For me, simply the lack of KISS in it. It is a tad too clunky for me, albeit having much more features and controls built into it. I am sure at least a few others would be sharing the same opinion as mine. While, with Bitwarden, most of the stuff was pretty intuitive to me.

You mean backing up the database file? Literally just use any sync tools, even scheduled task would work, its just one file, isnt it?

I think it actually might be the less modern UI.

Yes. They are. The more people who use them the better off we all are.
They provide features I cannot and mitigate conditions that would exist without one.

I too used to keep passwords in an word doc in a Veracrypt vault but changed to KeePass years ago and pay annually to support the project. The features I like most are FOSS, O/S and browser independence, auto-type (CTRL-V), clipboard clearing, two-channel obsfucation and that its not cloud-based.
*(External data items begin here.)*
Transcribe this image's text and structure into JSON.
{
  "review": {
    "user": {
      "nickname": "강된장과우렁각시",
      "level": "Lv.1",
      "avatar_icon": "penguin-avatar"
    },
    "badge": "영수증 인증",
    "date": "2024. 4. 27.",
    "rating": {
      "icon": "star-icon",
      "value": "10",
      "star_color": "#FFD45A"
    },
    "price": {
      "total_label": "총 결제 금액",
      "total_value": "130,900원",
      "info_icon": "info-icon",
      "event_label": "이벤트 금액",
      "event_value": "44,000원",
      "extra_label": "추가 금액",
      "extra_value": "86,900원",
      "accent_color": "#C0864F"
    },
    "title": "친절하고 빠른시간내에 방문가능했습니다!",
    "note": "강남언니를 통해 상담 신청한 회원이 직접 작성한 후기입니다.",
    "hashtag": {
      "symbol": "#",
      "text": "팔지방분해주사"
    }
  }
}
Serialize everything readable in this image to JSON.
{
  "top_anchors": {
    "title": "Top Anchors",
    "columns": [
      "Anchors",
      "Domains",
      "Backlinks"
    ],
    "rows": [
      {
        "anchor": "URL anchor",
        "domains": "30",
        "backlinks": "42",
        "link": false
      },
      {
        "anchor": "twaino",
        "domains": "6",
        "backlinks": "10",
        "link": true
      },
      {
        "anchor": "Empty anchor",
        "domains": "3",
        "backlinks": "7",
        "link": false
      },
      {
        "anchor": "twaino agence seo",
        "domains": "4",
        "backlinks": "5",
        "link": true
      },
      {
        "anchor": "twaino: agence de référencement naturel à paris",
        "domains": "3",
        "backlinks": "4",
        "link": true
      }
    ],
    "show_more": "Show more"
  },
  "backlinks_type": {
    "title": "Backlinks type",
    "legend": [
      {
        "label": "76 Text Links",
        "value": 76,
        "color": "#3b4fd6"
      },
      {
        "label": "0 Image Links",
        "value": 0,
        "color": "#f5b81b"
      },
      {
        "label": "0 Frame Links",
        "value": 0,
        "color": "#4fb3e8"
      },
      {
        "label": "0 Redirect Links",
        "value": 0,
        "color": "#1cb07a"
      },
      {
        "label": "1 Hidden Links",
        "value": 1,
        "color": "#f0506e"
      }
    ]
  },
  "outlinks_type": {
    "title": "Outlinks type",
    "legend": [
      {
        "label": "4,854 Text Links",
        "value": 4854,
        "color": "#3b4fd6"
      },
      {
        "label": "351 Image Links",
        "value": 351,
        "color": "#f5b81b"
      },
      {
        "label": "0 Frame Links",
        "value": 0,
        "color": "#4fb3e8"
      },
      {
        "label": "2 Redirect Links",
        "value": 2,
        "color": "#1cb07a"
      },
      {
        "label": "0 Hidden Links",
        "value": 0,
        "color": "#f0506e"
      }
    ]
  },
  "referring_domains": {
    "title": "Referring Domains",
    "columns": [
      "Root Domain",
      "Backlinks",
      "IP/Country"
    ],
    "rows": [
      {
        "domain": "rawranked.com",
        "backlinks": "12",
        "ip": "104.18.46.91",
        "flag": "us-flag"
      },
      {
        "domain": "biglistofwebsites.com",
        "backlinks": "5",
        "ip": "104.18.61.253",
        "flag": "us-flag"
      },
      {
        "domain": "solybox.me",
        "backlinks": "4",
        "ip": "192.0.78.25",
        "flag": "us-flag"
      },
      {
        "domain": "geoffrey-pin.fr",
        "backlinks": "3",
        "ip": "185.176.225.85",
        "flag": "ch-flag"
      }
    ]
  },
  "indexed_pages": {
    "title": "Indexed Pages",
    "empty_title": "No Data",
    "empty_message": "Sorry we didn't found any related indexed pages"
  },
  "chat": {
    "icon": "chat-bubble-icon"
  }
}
Online managers scare me. Not just because I can’t predict which one will get breached next but that one certainly will.

And also because…
They can change their ToS arbitrarily ( Dashlane).
https://www.dashlane.com/blog/updates-dashlane-free

Fumble updates (Raivo)
https://news.ycombinator.com/item?id=40523411

Take my data hostage and make it impossible to recover by discontinuing products (Authy)
https://help.twilio.com/articles/19753631228315

Have poor internal controls, inadequate employee training and misleading breach notification (Lastpass)
https://www.upguard.com/blog/lastpass-vulnerability-and-future-of-password-security

Force the latest trend on me without thinking it through. (passkeys).

Make it too easy to create a circular disaster recovery situation.

And like any other online app there’s the chance of losing access suddenly and forever when their owners decide to shut it down. Or sell it and the new owners go in a completely different direction. (Skiff)

With online password managers you can generally export to JSON though and that should be stored somewhere locally (like an encrypted container).

Yes, but not always and are the exports encrypted?

If I need to manage local copies anyway then arent I really paying for a convienience and doesnt convienience always find a way to compromise security eventually?

Having to moniter social media to learn if something is going into the weeds with such a critical app is a timesuck.

There are things in my PM that have nothing to do with the internet but my heirs will need access to even if its 3 months after the last payment to the ISP.

But back to the OP question.
Is a PM necesarry to practise good OPSec? No, absolutely not.
Does a PM make practising good OpSec easier. Yes, it does.
If the majority of people in wealthy nations practised better Opsec bad actors would focus elsewhere and we’de all be better off.